We all have colleagues or team members with annoying traits; you know, the kind that we normally complain to our friends about over dinner. But something we often choose to forget is that we all have flaws, and a character flaw is a limitation or imperfection present in a person's character. There's a new way of thinking about these flaws that can improve the dynamic of your team:
The flaws of a person's character are subjective and personal to the person doing the judging. What you perceive as a flaw, another could perceive as a positive. Our flaws are just qualities that we all have, that are judged to be positive or negative based on a person’s perspective. But that knowledge doesn’t really help us in the moment when Brenda across the office has a certain characteristic that really irritates you. To make a change as to how you see someone, it takes just a slight shift in thinking: flaws aren’t flaws, they’re really incompatibilities.
We often find it easier to judge someone for a flaw that we disapprove of than it is to make an effort to adapt to them. By taking complete responsibility for the judgments we cast and the actions we take, we can ultimately change our world and interactions.
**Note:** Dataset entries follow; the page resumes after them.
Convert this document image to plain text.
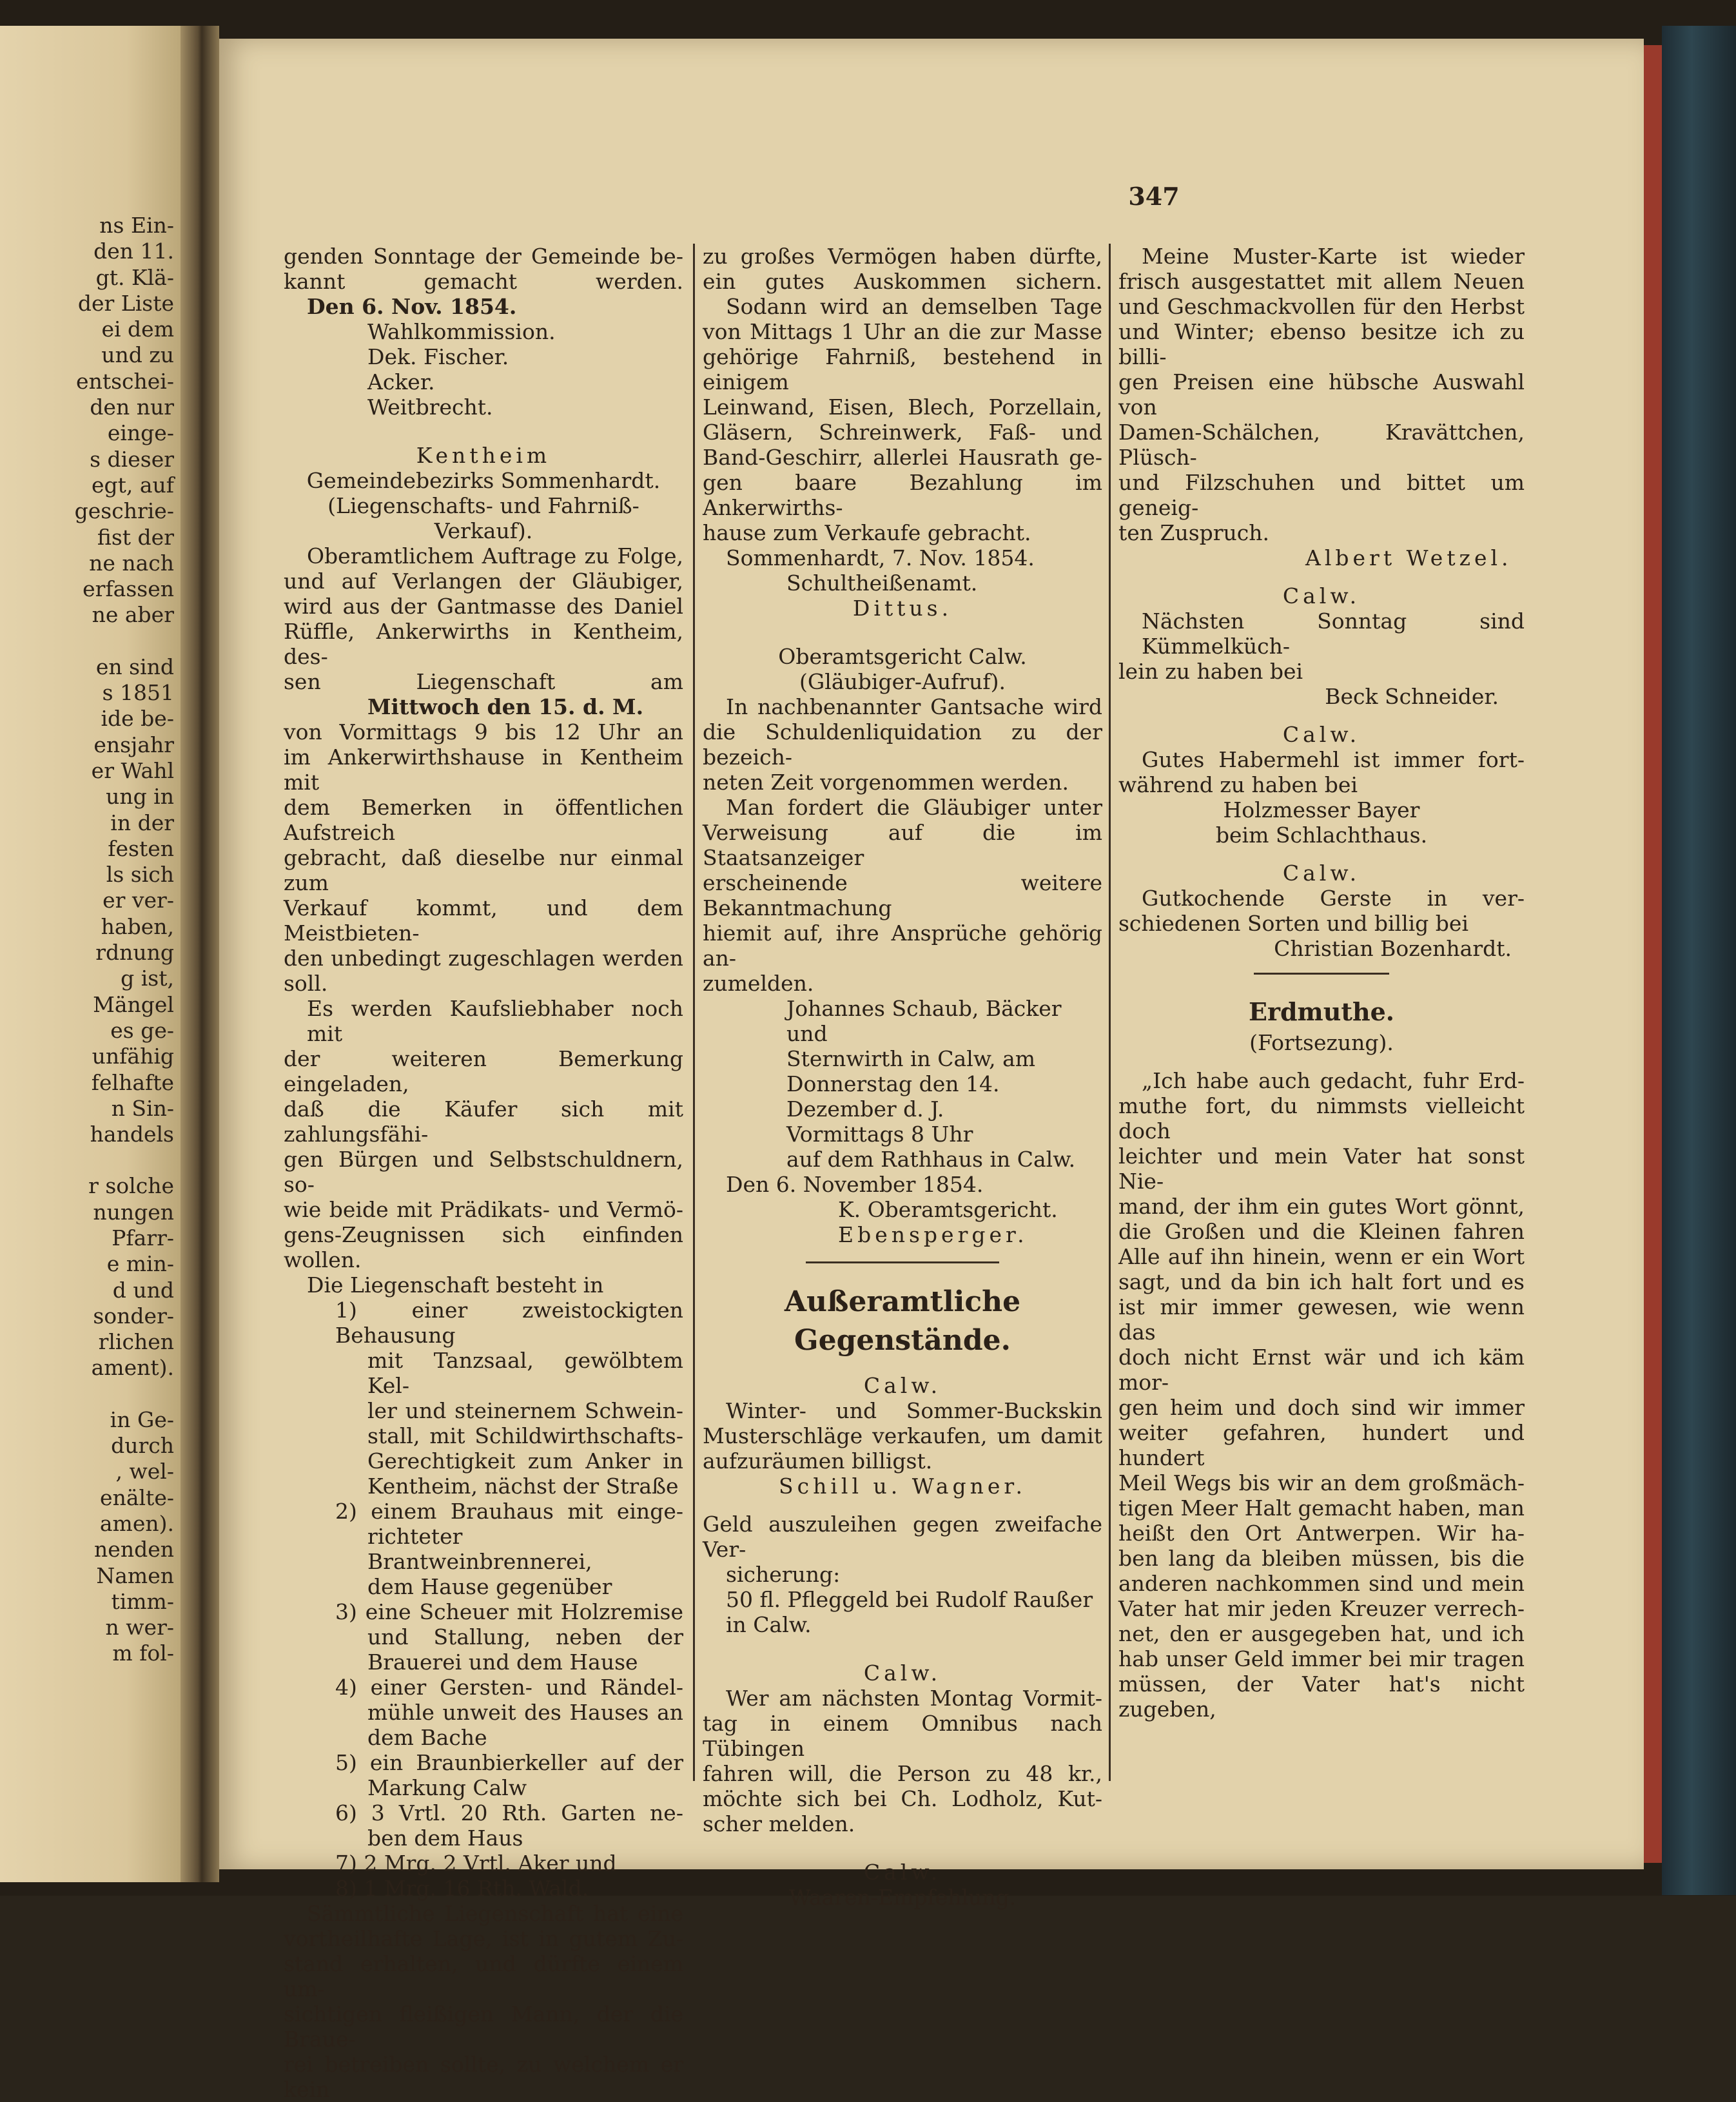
ns Ein-

den 11.

gt. Klä-

der Liste

ei dem

und zu

entschei-

den nur

einge-

s dieser

egt, auf

geschrie-

fist der

ne nach

erfassen

ne aber

en sind

s 1851

ide be-

ensjahr

er Wahl

ung in

in der

festen

ls sich

er ver-

haben,

rdnung

g ist,

Mängel

es ge-

unfähig

felhafte

n Sin-

handels

r solche

nungen

Pfarr-

e min-

d und

sonder-

rlichen

ament).

in Ge-

durch

, wel-

enälte-

amen).

nenden

Namen

timm-

n wer-

m fol-

347

genden Sonntage der Gemeinde be-

kannt gemacht werden.

Den 6. Nov. 1854.

Wahlkommission.

Dek. Fischer.

Acker.

Weitbrecht.

Kentheim

Gemeindebezirks Sommenhardt.

(Liegenschafts- und Fahrniß-Verkauf).

Oberamtlichem Auftrage zu Folge,

und auf Verlangen der Gläubiger,

wird aus der Gantmasse des Daniel

Rüffle, Ankerwirths in Kentheim, des-

sen Liegenschaft am

Mittwoch den 15. d. M.

von Vormittags 9 bis 12 Uhr an

im Ankerwirthshause in Kentheim mit

dem Bemerken in öffentlichen Aufstreich

gebracht, daß dieselbe nur einmal zum

Verkauf kommt, und dem Meistbieten-

den unbedingt zugeschlagen werden

soll.

Es werden Kaufsliebhaber noch mit

der weiteren Bemerkung eingeladen,

daß die Käufer sich mit zahlungsfähi-

gen Bürgen und Selbstschuldnern, so-

wie beide mit Prädikats- und Vermö-

gens-Zeugnissen sich einfinden wollen.

Die Liegenschaft besteht in

1) einer zweistockigten Behausung

mit Tanzsaal, gewölbtem Kel-

ler und steinernem Schwein-

stall, mit Schildwirthschafts-

Gerechtigkeit zum Anker in

Kentheim, nächst der Straße

2) einem Brauhaus mit einge-

richteter Brantweinbrennerei,

dem Hause gegenüber

3) eine Scheuer mit Holzremise

und Stallung, neben der

Brauerei und dem Hause

4) einer Gersten- und Rändel-

mühle unweit des Hauses an

dem Bache

5) ein Braunbierkeller auf der

Markung Calw

6) 3 Vrtl. 20 Rth. Garten ne-

ben dem Haus

7) 2 Mrg. 2 Vrtl. Aker und

8) 1 Mrg. 16 Rth. Wald.

Sämmtliche Liegenschaft hat eine

vortheilhafte Lage, ist in gutem Zu-

stand erhalten, und dürfte einem um-

sichtigen fleißigen Mann, der die Braue-

rei betreiben sollte, zu welchem er kein

zu großes Vermögen haben dürfte,

ein gutes Auskommen sichern.

Sodann wird an demselben Tage

von Mittags 1 Uhr an die zur Masse

gehörige Fahrniß, bestehend in einigem

Leinwand, Eisen, Blech, Porzellain,

Gläsern, Schreinwerk, Faß- und

Band-Geschirr, allerlei Hausrath ge-

gen baare Bezahlung im Ankerwirths-

hause zum Verkaufe gebracht.

Sommenhardt, 7. Nov. 1854.

Schultheißenamt.

Dittus.

Oberamtsgericht Calw.

(Gläubiger-Aufruf).

In nachbenannter Gantsache wird

die Schuldenliquidation zu der bezeich-

neten Zeit vorgenommen werden.

Man fordert die Gläubiger unter

Verweisung auf die im Staatsanzeiger

erscheinende weitere Bekanntmachung

hiemit auf, ihre Ansprüche gehörig an-

zumelden.

Johannes Schaub, Bäcker und

Sternwirth in Calw, am

Donnerstag den 14. Dezember d. J.

Vormittags 8 Uhr

auf dem Rathhaus in Calw.

Den 6. November 1854.

K. Oberamtsgericht.

Ebensperger.

Außeramtliche Gegenstände.

Calw.

Winter- und Sommer-Buckskin

Musterschläge verkaufen, um damit

aufzuräumen billigst.

Schill u. Wagner.

Geld auszuleihen gegen zweifache Ver-

sicherung:

50 fl. Pfleggeld bei Rudolf Raußer

in Calw.

Calw.

Wer am nächsten Montag Vormit-

tag in einem Omnibus nach Tübingen

fahren will, die Person zu 48 kr.,

möchte sich bei Ch. Lodholz, Kut-

scher melden.

Calw.

Waaren-Empfehlung.

Meine Muster-Karte ist wieder

frisch ausgestattet mit allem Neuen

und Geschmackvollen für den Herbst

und Winter; ebenso besitze ich zu billi-

gen Preisen eine hübsche Auswahl von

Damen-Schälchen, Kravättchen, Plüsch-

und Filzschuhen und bittet um geneig-

ten Zuspruch.

Albert Wetzel.

Calw.

Nächsten Sonntag sind Kümmelküch-

lein zu haben bei

Beck Schneider.

Calw.

Gutes Habermehl ist immer fort-

während zu haben bei

Holzmesser Bayer

beim Schlachthaus.

Calw.

Gutkochende Gerste in ver-

schiedenen Sorten und billig bei

Christian Bozenhardt.

Erdmuthe.

(Fortsezung).

„Ich habe auch gedacht, fuhr Erd-

muthe fort, du nimmsts vielleicht doch

leichter und mein Vater hat sonst Nie-

mand, der ihm ein gutes Wort gönnt,

die Großen und die Kleinen fahren

Alle auf ihn hinein, wenn er ein Wort

sagt, und da bin ich halt fort und es

ist mir immer gewesen, wie wenn das

doch nicht Ernst wär und ich käm mor-

gen heim und doch sind wir immer

weiter gefahren, hundert und hundert

Meil Wegs bis wir an dem großmäch-

tigen Meer Halt gemacht haben, man

heißt den Ort Antwerpen. Wir ha-

ben lang da bleiben müssen, bis die

anderen nachkommen sind und mein

Vater hat mir jeden Kreuzer verrech-

net, den er ausgegeben hat, und ich

hab unser Geld immer bei mir tragen

müssen, der Vater hat's nicht zugeben,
If we change our mindset from “it is their fault that they are flawed” to “how can I use this quality to improve our relationship?”; our work lives can become a lot easier.
Let’s start with the obvious; we all have some team members that drive us bonkers. They have annoying habits and a unique way of doing things that are completely different from our own way.
First, we need to accept that not everyone is going to be compatible, especially not in a work environment. You hire people who will be good at a job and take compatibility into account, but you are never going to be perfectly compatible with your team. So when it comes to improving communications, efficiency and quality of work, we tend to look at what they are doing wrong and want to correct their behaviour. The thing is, as much as we may want to, we can’t control people and mold them to who we want them to be.
Take a moment to think about the incompatibilities among your colleagues and teams. What really annoys you about them? Is it the way that Joe is long-winded when he communicates? Or how Amy interrupts her teammates without realizing it?
If someone has a quality that you perceive as a flaw (for example, they aren’t great at communicating about project status), you’ve already given up on any chance of improvement. If you perceive this quality as an incompatibility, then you open up the possibility for change and adaptation. Remember, it may be that they are great at communicating, but they don’t communicate in the same way as you. By taking responsibility for your negative response, you allow the opportunity for you both to work on a form of feedback (or feedforward) that helps one another.
By eliminating the idea of flaws as a negative construct, you and your team member can work on creating a perfectly flowing team by encouraging them rather than criticizing. When team members feel like they are accepted for who they are while being coached on how to improve their behaviour, a much healthier work environment can exist.
You have to include yourself in this, even as a leader there is a level of give-and-take, you need to understand and take responsibility for your incompatible habits.
If you're asking your employees to change for the needs of the team, you will also have to adjust. If you sit down with your team members and work on a way that is the best way for you both to communicate, you can have a blossoming relationship.
A good leader leads by example and with emotional intelligence, and that means growing as a person, getting better leadership skills and being open to the idea of change. If you treat your colleagues with respect and appreciation, they will work harder for you than anyone.
By reimagining and understanding people’s “flaws”, we can build on our relationships. We have no control over any other person’s behaviour, only our reactions to them. Once we understand this and take complete responsibility for our reactions and inner judgments, we can use our mindset to foster positive changes. By offering a new approach and a give-and-take attitude that will benefit both parties, it will create an increase in collaboration, morale, and happiness for your team.